This has been such a consistently universal view that very few people question it. Even fewer have thought through a cogent alternative. Most people go slack-jawed at the suggestion that an alternative is possible.
Here's something from years back, before I'd zeroed in on the perverse nature of ownership:
Anyone want to brainstorm a viable alternative to "ownership"?
/images/17459352527399495.webp
I have encountered this argument often before but typically in the context of 'debunking' libertarian ideas that property rights are compatible with the non-aggression principle. I think it's correct to say, especially with regards to ownership of agricultural land, that the foundation of property rights is the capacity to violently exclude others or have the state do that on your behalf. I don't think you could find much currently occupied land that wasn't at some point taken from one person or people from another through force.
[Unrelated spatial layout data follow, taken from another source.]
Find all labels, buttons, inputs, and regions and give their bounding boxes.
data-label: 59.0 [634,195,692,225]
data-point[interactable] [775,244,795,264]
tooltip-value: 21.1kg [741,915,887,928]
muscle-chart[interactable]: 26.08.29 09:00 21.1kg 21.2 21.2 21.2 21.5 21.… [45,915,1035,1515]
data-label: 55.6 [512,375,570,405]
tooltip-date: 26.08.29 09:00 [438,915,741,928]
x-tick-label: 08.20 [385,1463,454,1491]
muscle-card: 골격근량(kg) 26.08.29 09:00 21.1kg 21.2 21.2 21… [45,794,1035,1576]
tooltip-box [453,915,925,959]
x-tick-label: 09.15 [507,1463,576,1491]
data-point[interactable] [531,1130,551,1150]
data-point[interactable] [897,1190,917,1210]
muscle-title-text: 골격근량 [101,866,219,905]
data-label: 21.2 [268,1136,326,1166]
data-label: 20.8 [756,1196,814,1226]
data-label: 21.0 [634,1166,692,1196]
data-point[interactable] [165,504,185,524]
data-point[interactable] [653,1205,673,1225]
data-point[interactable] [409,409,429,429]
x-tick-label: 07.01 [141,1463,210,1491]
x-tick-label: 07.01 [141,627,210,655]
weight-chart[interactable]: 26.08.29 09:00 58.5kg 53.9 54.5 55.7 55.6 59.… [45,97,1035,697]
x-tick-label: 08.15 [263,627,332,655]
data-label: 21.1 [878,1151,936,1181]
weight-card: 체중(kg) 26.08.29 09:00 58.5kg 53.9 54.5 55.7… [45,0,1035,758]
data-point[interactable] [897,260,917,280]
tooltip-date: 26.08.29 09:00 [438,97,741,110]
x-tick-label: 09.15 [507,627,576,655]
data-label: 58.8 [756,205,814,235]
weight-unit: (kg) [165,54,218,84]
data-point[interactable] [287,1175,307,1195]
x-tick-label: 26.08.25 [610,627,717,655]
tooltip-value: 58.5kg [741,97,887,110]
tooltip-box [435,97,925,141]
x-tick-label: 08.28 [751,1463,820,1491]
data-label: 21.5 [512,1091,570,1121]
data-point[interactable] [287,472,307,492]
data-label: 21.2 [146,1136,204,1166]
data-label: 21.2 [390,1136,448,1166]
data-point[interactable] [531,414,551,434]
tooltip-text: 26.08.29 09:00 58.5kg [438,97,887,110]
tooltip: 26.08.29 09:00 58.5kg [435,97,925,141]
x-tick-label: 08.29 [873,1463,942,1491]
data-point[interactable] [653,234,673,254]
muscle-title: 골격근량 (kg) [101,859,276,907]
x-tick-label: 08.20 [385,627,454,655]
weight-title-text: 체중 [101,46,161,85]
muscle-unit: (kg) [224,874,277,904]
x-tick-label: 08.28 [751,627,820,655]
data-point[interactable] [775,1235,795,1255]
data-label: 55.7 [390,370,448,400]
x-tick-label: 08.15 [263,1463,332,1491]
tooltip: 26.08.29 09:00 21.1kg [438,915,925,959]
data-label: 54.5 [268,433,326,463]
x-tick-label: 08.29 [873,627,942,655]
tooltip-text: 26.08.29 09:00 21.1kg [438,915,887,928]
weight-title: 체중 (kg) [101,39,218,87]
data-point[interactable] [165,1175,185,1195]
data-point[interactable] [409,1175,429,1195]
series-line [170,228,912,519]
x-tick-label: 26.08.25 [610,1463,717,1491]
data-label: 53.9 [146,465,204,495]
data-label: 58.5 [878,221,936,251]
The point of establishing this is usually not to suggest that we actually do away with property rights or ownership as a concept but to say that if the intellectual framework which finds that 'taxation is theft' can also be used to show that 'ownership is theft' then that framework isn't particularly useful for making normative claims and should be discarded.
Of course the usual Libertarian (or rather right-anarchist) counter argument is that the NAP is just a loose description of their fundamental ethic and not the basis of their moral system.
Which is instead, conveniently, axiomatically based on property and contracts. Or immediately derived from some philosophical device shaped like Natural Law.
The lenghty debate between Proudhon and Bastiat in La Voix du Peuple is illuminating on this question, and really most contentious points between left and right anarchists on economics. And I would like to once again mention that Proudhon himself was eventually convinced by the right anarchist side on the particular issue of property.